Analysis of more than 62 million fitness facility visits across Europe since September has found the average infection rate in gyms, leisure centres and fitness clubs is 0.78 per 100,000 visits.

The SafeACTiVE study found only 487 positive cases reported from operators based in Germany, France, Sweden, Belgium, Netherlands, Spain, Portugal, Norway, Switzerland, Czech Republic, Poland, Denmark, Luxembourg and the UK.

The preliminary findings of the study, conducted by Sheffield Hallam University’s Advanced Wellbeing Research Centre (AWRC) and King Juan Carlos University in Spain, will bolster calls from the fitness sector for facilities to remain open as coronavirus restrictions tighten in some regions.

Director of the AWRC Professor Rob Copeland said: “Data from the SafeACTiVE study shows that gyms across the EU are safe places to exercise.

“The prevention of the further spread of Covid-19 has to be our primary objective but we also need to ensure that our communities are supported and have the opportunity to remain active.

“We know that being physically fit can help reduce the severity of Covid-19 infection and, moreover, being active can help us cope psychologically when faced with the challenges of a second wave of the pandemic across Europe.

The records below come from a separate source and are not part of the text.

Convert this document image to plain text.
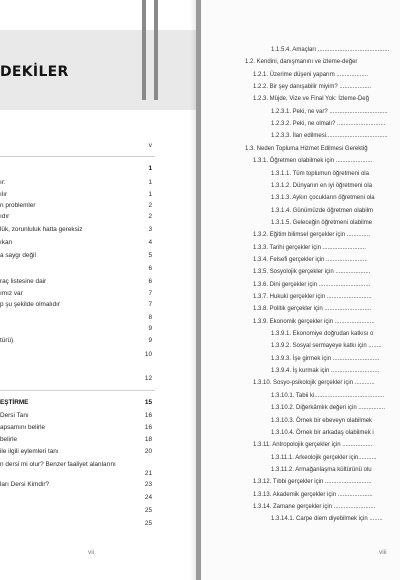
DEKİLER
v
1
ır:	1
ılır	1
n problemler	2
ıdır	2
lük, zorunluluk hatta gereksiz	3
ıkan	4
a saygı değil	5
6
raç listesine dair	6
ımız var	7
p şu şekilde olmalıdır	7
8
9
türü)	9
10
12
EŞTİRME	15
Dersi Tanı	16
apsamını belirle	16
belirle	18
ile ilgili eylemleri tanı	20
n dersi mi olur? Benzer faaliyet alanlarını
21
ları Dersi Kimdir?	23
24
25
25
vii
1.1.5.4. Amaçları ...........................................
1.2. Kendini, danışmanını ve izleme-değer
1.2.1. Üzerime düşeni yaparım ...................
1.2.2. Bir şey danışabilir miyim? ...................
1.2.3. Müjde, Vize ve Final Yok: İzleme-Değ
1.2.3.1. Peki, ne var? ...................................
1.2.3.2. Peki, ne olmalı? .............................
1.2.3.3. İlan edilmesi.....................................
1.3. Neden Topluma Hizmet Edilmesi Gerektiğ
1.3.1. Öğretmen olabilmek için ......................
1.3.1.1. Tüm toplumun öğretmeni ola
1.3.1.2. Dünyanın en iyi öğretmeni ola
1.3.1.3. Aykırı çocukların öğretmeni ola
1.3.1.4. Günümüzde öğretmen olabilm
1.3.1.5. Geleceğin öğretmeni olabilme
1.3.2. Eğitim bilimsel gerçekler için ..............
1.3.3. Tarihi gerçekler için ..........................
1.3.4. Felsefi gerçekler için .........................
1.3.5. Sosyolojik gerçekler için .....................
1.3.6. Dini gerçekler için ...............................
1.3.7. Hukuki gerçekler için ...........................
1.3.8. Politik gerçekler için ............................
1.3.9. Ekonomik gerçekler için ........................
1.3.9.1. Ekonomiye doğrudan katkısı o
1.3.9.2. Sosyal sermayeye katkı için ........
1.3.9.3. İşe girmek için ............................
1.3.9.4. İş kurmak için .............................
1.3.10. Sosyo-psikolojik gerçekler için ............
1.3.10.1. Tabii ki..........................................
1.3.10.2. Diğerkâmlık değeri için ................
1.3.10.3. Örnek bir ebeveyn olabilmek
1.3.10.4. Örnek bir arkadaş olabilmek i
1.3.11. Antropolojik gerçekler için ..................
1.3.11.1. Arkeolojik gerçekler için...........
1.3.11.2. Armağanlaşma kültürünü olu
1.3.12. Tıbbi gerçekler için ............................
1.3.13. Akademik gerçekler için .....................
1.3.14. Zamane gerçekler için .........................
1.3.14.1. Carpe diem diyebilmek için ........
viii
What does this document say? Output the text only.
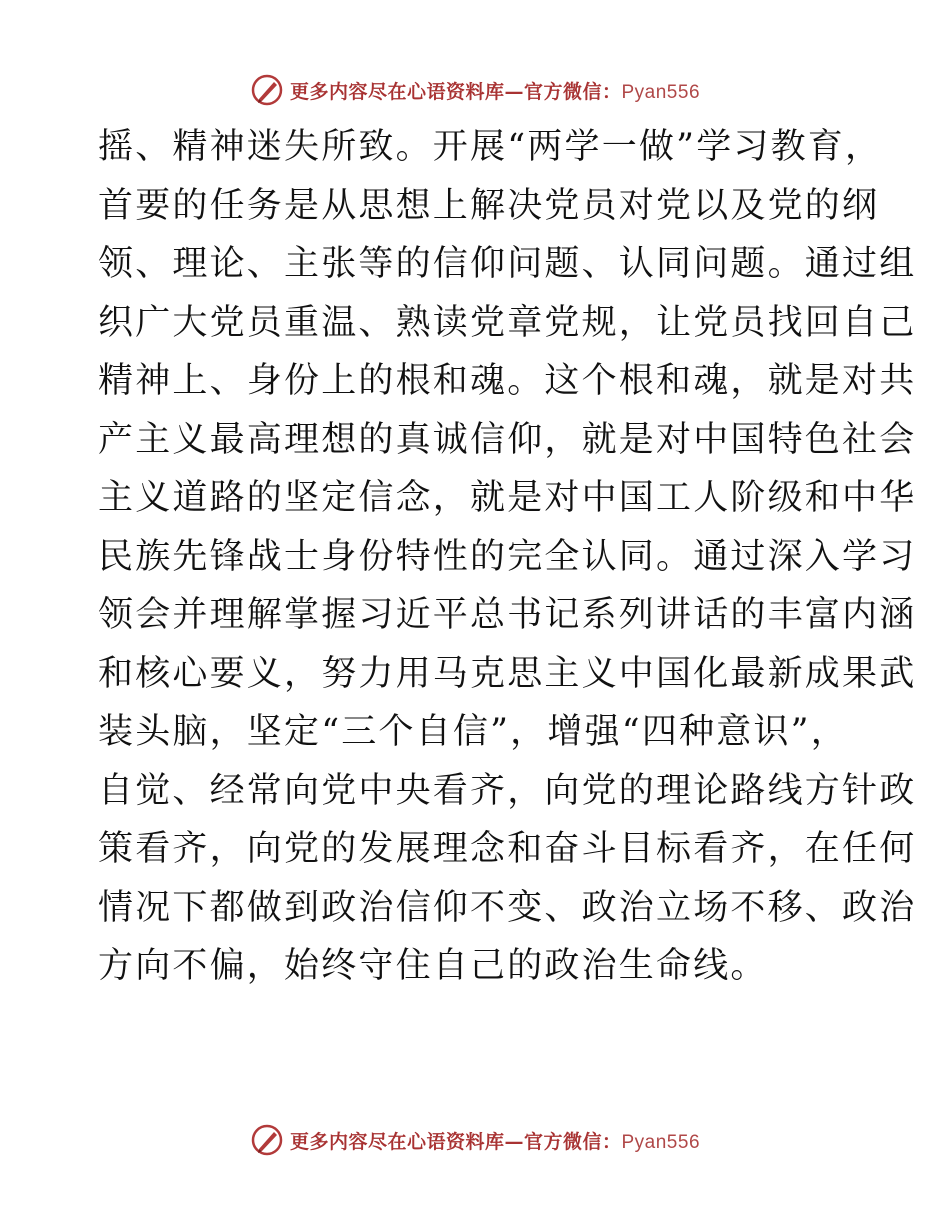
更多内容尽在心语资料库—官方微信：Pyan556
摇、精神迷失所致。开展“两学一做”学习教育，
首要的任务是从思想上解决党员对党以及党的纲
领、理论、主张等的信仰问题、认同问题。通过组
织广大党员重温、熟读党章党规，让党员找回自己
精神上、身份上的根和魂。这个根和魂，就是对共
产主义最高理想的真诚信仰，就是对中国特色社会
主义道路的坚定信念，就是对中国工人阶级和中华
民族先锋战士身份特性的完全认同。通过深入学习
领会并理解掌握习近平总书记系列讲话的丰富内涵
和核心要义，努力用马克思主义中国化最新成果武
装头脑，坚定“三个自信”，增强“四种意识”，
自觉、经常向党中央看齐，向党的理论路线方针政
策看齐，向党的发展理念和奋斗目标看齐，在任何
情况下都做到政治信仰不变、政治立场不移、政治
方向不偏，始终守住自己的政治生命线。
更多内容尽在心语资料库—官方微信：Pyan556
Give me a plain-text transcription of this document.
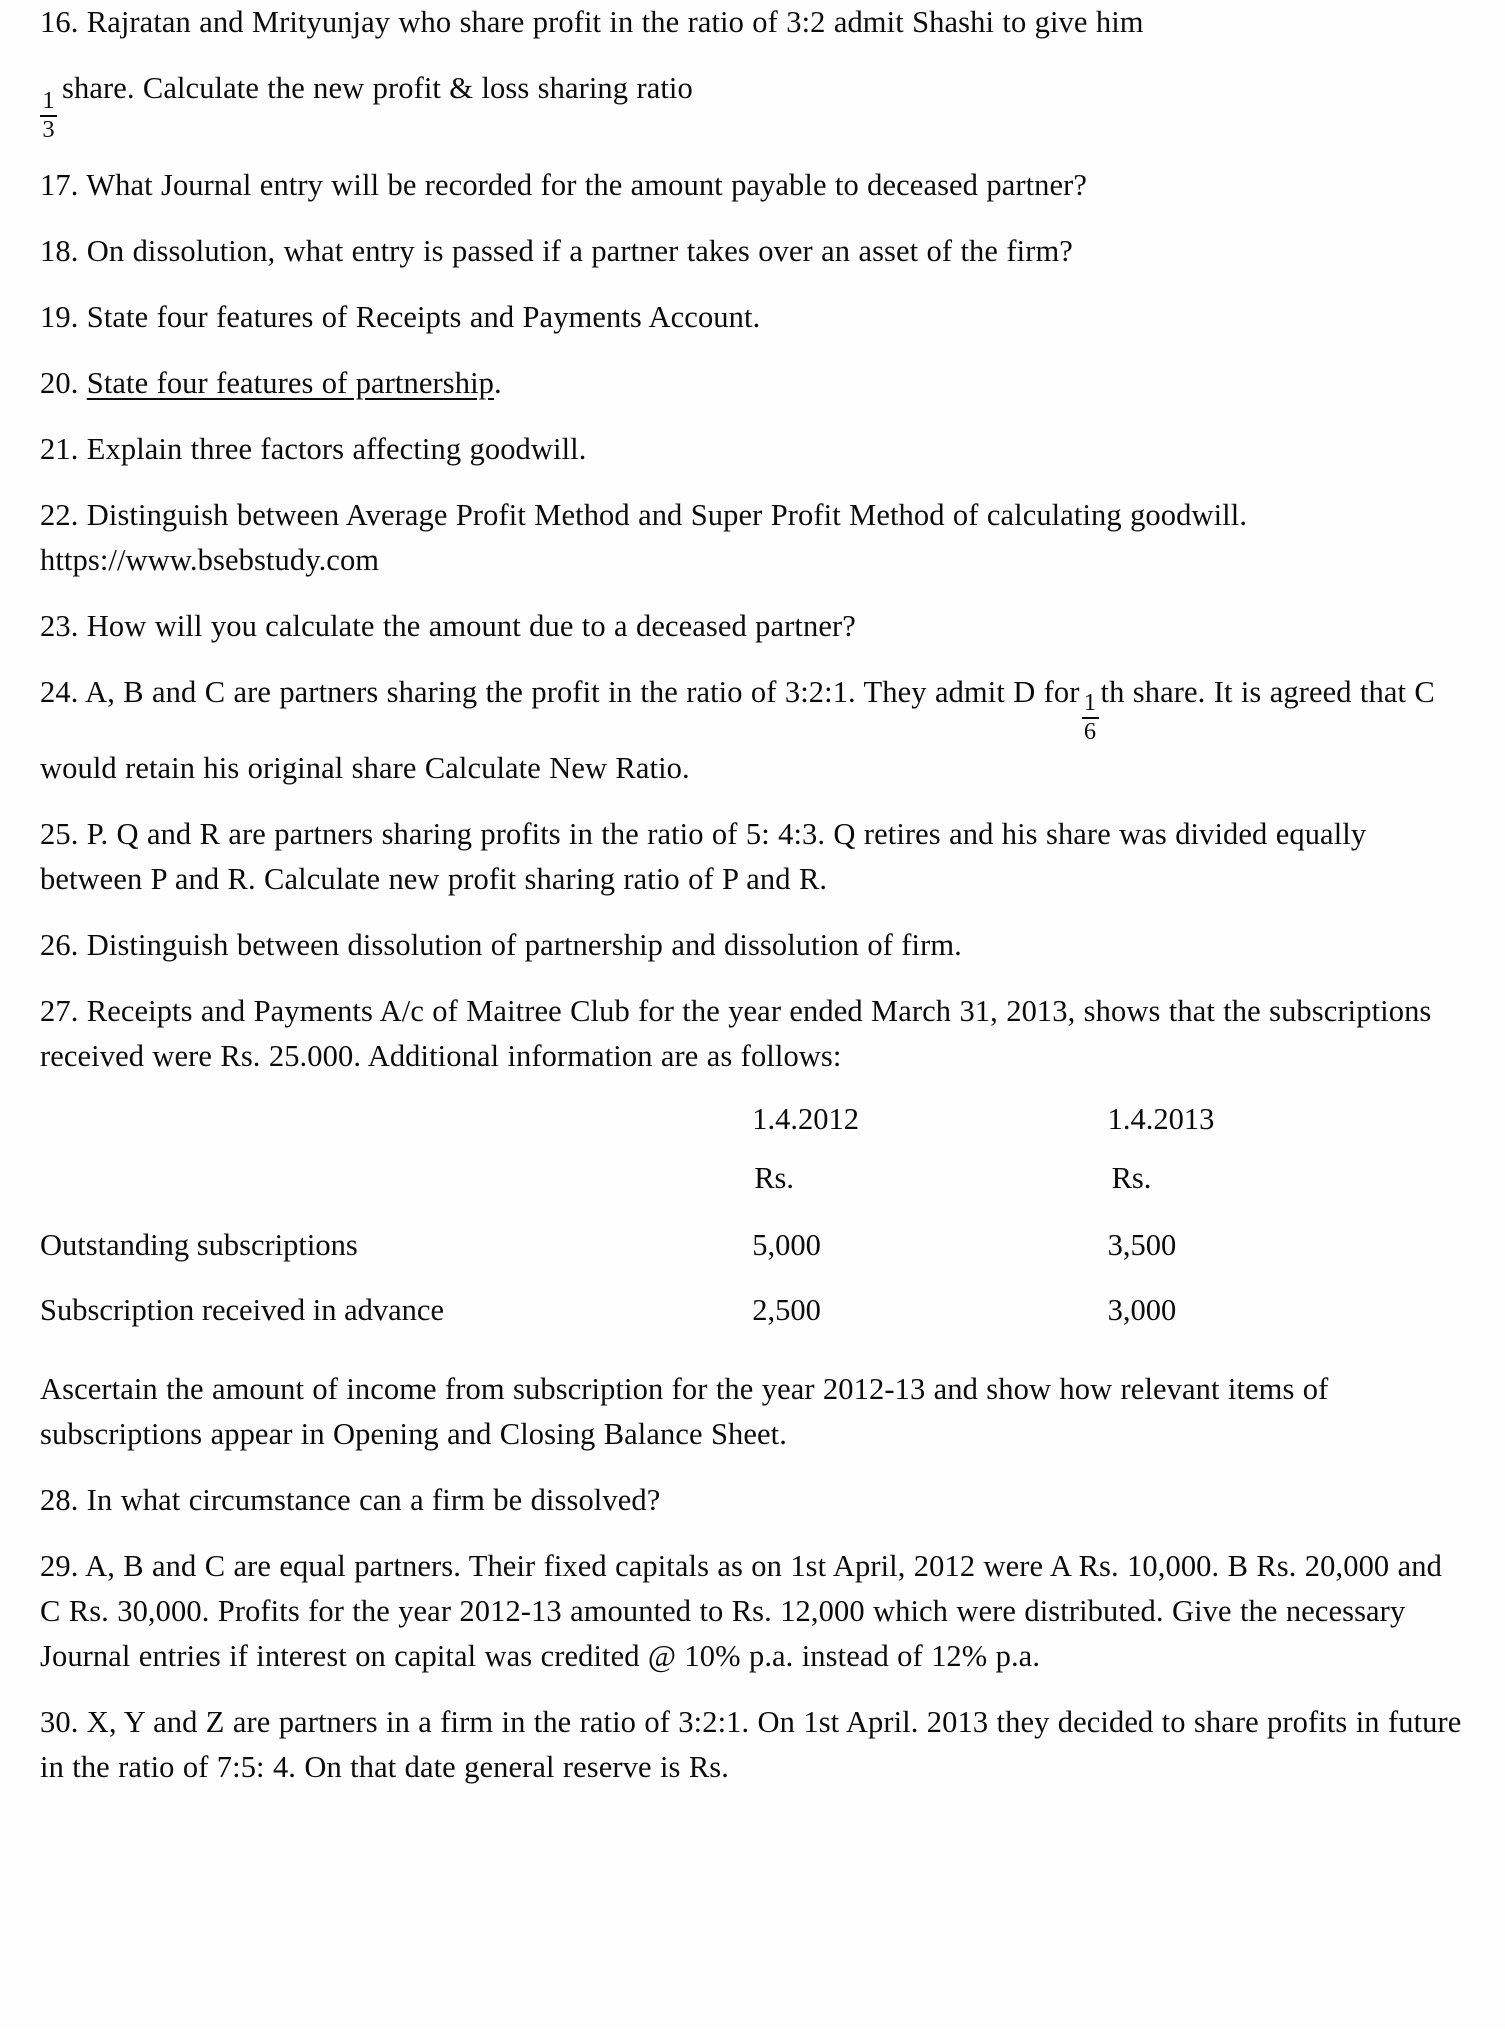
16. Rajratan and Mrityunjay who share profit in the ratio of 3:2 admit Shashi to give him

$\frac{1}{3}$
share. Calculate the new profit & loss sharing ratio

17. What Journal entry will be recorded for the amount payable to deceased partner?

18. On dissolution, what entry is passed if a partner takes over an asset of the firm?

19. State four features of Receipts and Payments Account.

20. State four features of partnership.

21. Explain three factors affecting goodwill.

22. Distinguish between Average Profit Method and Super Profit Method of calculating goodwill. https://www.bsebstudy.com

23. How will you calculate the amount due to a deceased partner?

24. A, B and C are partners sharing the profit in the ratio of 3:2:1. They admit D for $\frac{1}{6}$ th share. It is agreed that C would retain his original share Calculate New Ratio.

25. P. Q and R are partners sharing profits in the ratio of 5: 4:3. Q retires and his share was divided equally between P and R. Calculate new profit sharing ratio of P and R.

26. Distinguish between dissolution of partnership and dissolution of firm.

27. Receipts and Payments A/c of Maitree Club for the year ended March 31, 2013, shows that the subscriptions received were Rs. 25.000. Additional information are as follows:

	1.4.2012	1.4.2013
	Rs.	Rs.
Outstanding subscriptions	5,000	3,500
Subscription received in advance	2,500	3,000

Ascertain the amount of income from subscription for the year 2012-13 and show how relevant items of subscriptions appear in Opening and Closing Balance Sheet.

28. In what circumstance can a firm be dissolved?

29. A, B and C are equal partners. Their fixed capitals as on 1st April, 2012 were A Rs. 10,000. B Rs. 20,000 and C Rs. 30,000. Profits for the year 2012-13 amounted to Rs. 12,000 which were distributed. Give the necessary Journal entries if interest on capital was credited @ 10% p.a. instead of 12% p.a.

30. X, Y and Z are partners in a firm in the ratio of 3:2:1. On 1st April. 2013 they decided to share profits in future in the ratio of 7:5: 4. On that date general reserve is Rs.
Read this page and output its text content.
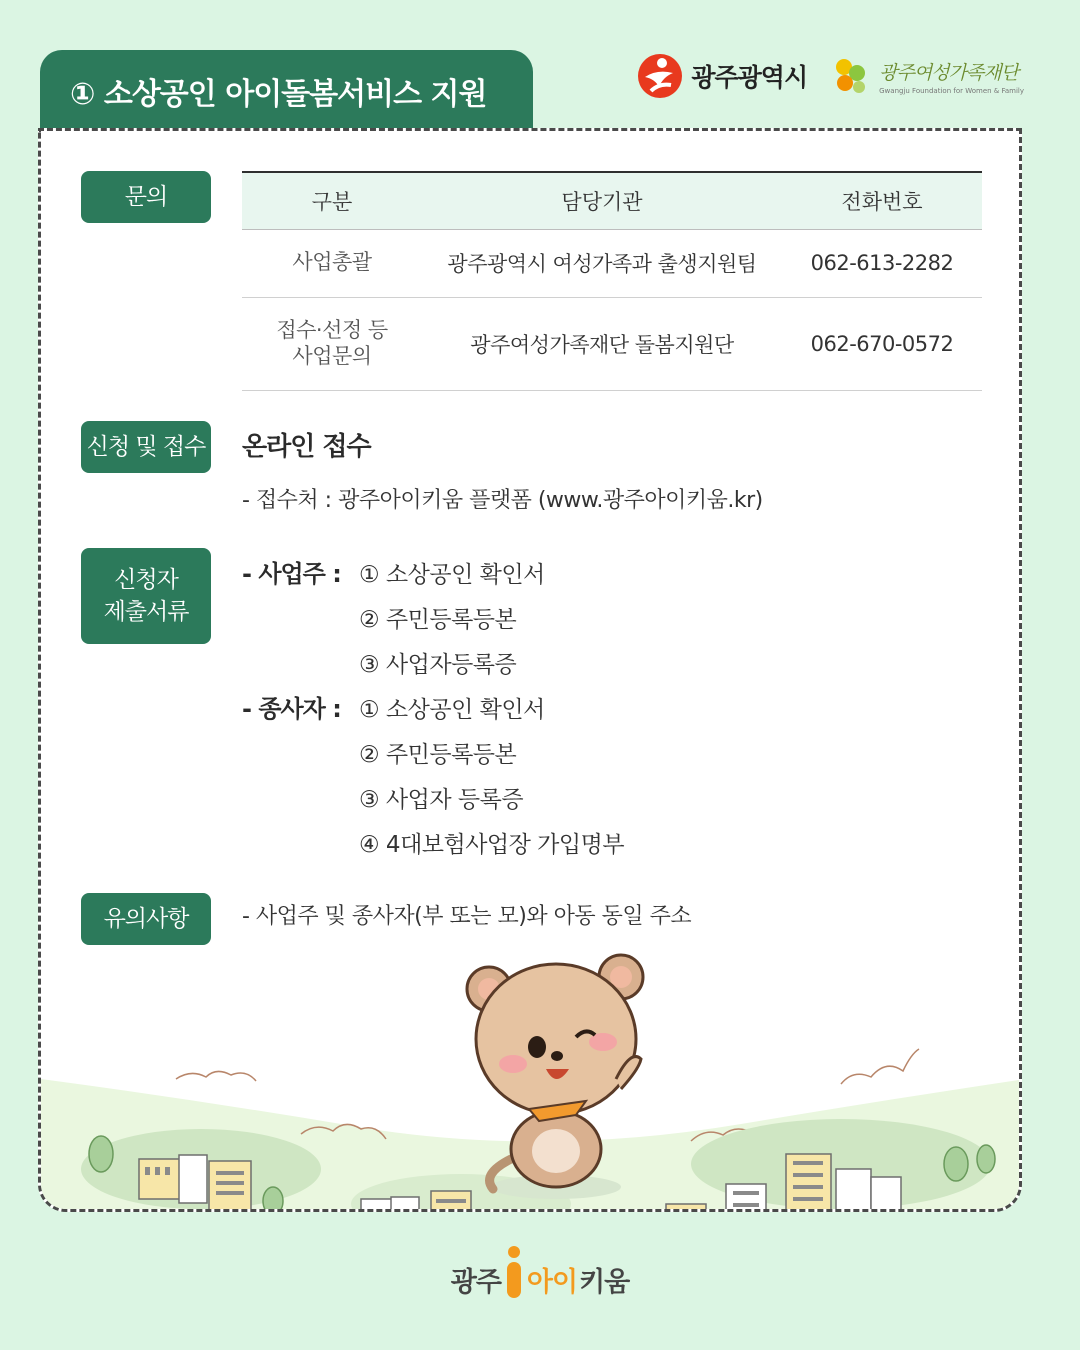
① 소상공인 아이돌봄서비스 지원	광주광역시	광주여성가족재단
Gwangju Foundation for Women & Family
문의	구분	담당기관	전화번호
사업총괄	광주광역시 여성가족과 출생지원팀	062-613-2282

접수·선정 등
사업문의	광주여성가족재단 돌봄지원단	062-670-0572
신청 및 접수 온라인 접수
- 접수처 : 광주아이키움 플랫폼 (www.광주아이키움.kr)
신청자
제출서류
- 사업주 : ① 소상공인 확인서
② 주민등록등본
③ 사업자등록증
- 종사자 : ① 소상공인 확인서
② 주민등록등본
③ 사업자 등록증
④ 4대보험사업장 가입명부
유의사항	- 사업주 및 종사자(부 또는 모)와 아동 동일 주소
광주 아이 키움
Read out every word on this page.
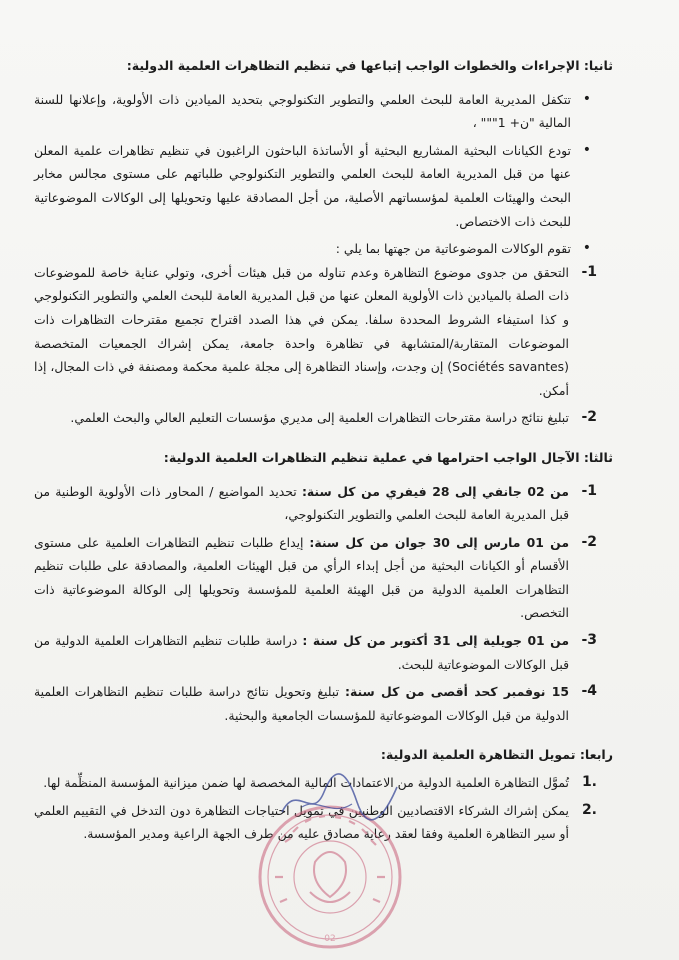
ثانيا: الإجراءات والخطوات الواجب إتباعها في تنظيم التظاهرات العلمية الدولية:

• تتكفل المديرية العامة للبحث العلمي والتطوير التكنولوجي بتحديد الميادين ذات الأولوية، وإعلانها للسنة المالية "ن+ 1""" ،

• تودع الكيانات البحثية المشاريع البحثية أو الأساتذة الباحثون الراغبون في تنظيم تظاهرات علمية المعلن عنها من قبل المديرية العامة للبحث العلمي والتطوير التكنولوجي طلباتهم على مستوى مجالس مخابر البحث والهيئات العلمية لمؤسساتهم الأصلية، من أجل المصادقة عليها وتحويلها إلى الوكالات الموضوعاتية للبحث ذات الاختصاص.

• تقوم الوكالات الموضوعاتية من جهتها بما يلي :

-1
التحقق من جدوى موضوع التظاهرة وعدم تناوله من قبل هيئات أخرى، وتولي عناية خاصة للموضوعات ذات الصلة بالميادين ذات الأولوية المعلن عنها من قبل المديرية العامة للبحث العلمي والتطوير التكنولوجي و كذا استيفاء الشروط المحددة سلفا. يمكن في هذا الصدد اقتراح تجميع مقترحات التظاهرات ذات الموضوعات المتقاربة/المتشابهة في تظاهرة واحدة جامعة، يمكن إشراك الجمعيات المتخصصة (Sociétés savantes) إن وجدت، وإسناد التظاهرة إلى مجلة علمية محكمة ومصنفة في ذات المجال، إذا أمكن.
-2
تبليغ نتائج دراسة مقترحات التظاهرات العلمية إلى مديري مؤسسات التعليم العالي والبحث العلمي.

ثالثا: الآجال الواجب احترامها في عملية تنظيم التظاهرات العلمية الدولية:

-1
من 02 جانفي إلى 28 فيفري من كل سنة: تحديد المواضيع / المحاور ذات الأولوية الوطنية من قبل المديرية العامة للبحث العلمي والتطوير التكنولوجي،
-2
من 01 مارس إلى 30 جوان من كل سنة: إيداع طلبات تنظيم التظاهرات العلمية على مستوى الأقسام أو الكيانات البحثية من أجل إبداء الرأي من قبل الهيئات العلمية، والمصادقة على طلبات تنظيم التظاهرات العلمية الدولية من قبل الهيئة العلمية للمؤسسة وتحويلها إلى الوكالة الموضوعاتية ذات التخصص.
-3
من 01 جويلية إلى 31 أكتوبر من كل سنة : دراسة طلبات تنظيم التظاهرات العلمية الدولية من قبل الوكالات الموضوعاتية للبحث.
-4
15 نوفمبر كحد أقصى من كل سنة: تبليغ وتحويل نتائج دراسة طلبات تنظيم التظاهرات العلمية الدولية من قبل الوكالات الموضوعاتية للمؤسسات الجامعية والبحثية.

رابعا: تمويل التظاهرة العلمية الدولية:

1.
تُموَّل التظاهرة العلمية الدولية من الاعتمادات المالية المخصصة لها ضمن ميزانية المؤسسة المنظِّمة لها.
2.
يمكن إشراك الشركاء الاقتصاديين الوطنيين في تمويل احتياجات التظاهرة دون التدخل في التقييم العلمي أو سير التظاهرة العلمية وفقا لعقد رعاية مصادق عليه من طرف الجهة الراعية ومدير المؤسسة.
02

“Keeping leisure centres and fitness clubs open and fully operational is critical to ensuring the health and wellbeing of our communities.

“I would go further and suggest that governments across Europe should be thinking about how we can increase access to activity, not reduce it, as we learn to live with Covid-19.”

The research has been commissioned by EuropeActive – a non-profit association for the European fitness and physical activity sector.

Professor Alfonso Jimenez, head of THINK Active at EuropeActive, said: “I am delighted to confirm such a low level of infection risk in fitness and health clubs, reinforcing the message that fitness and physical activity are a fundamental part of the solution during the Covid-19 pandemic in helping strengthen and improve immune functioning and lower risk of viral illness.”

The full report is expected to be released in November.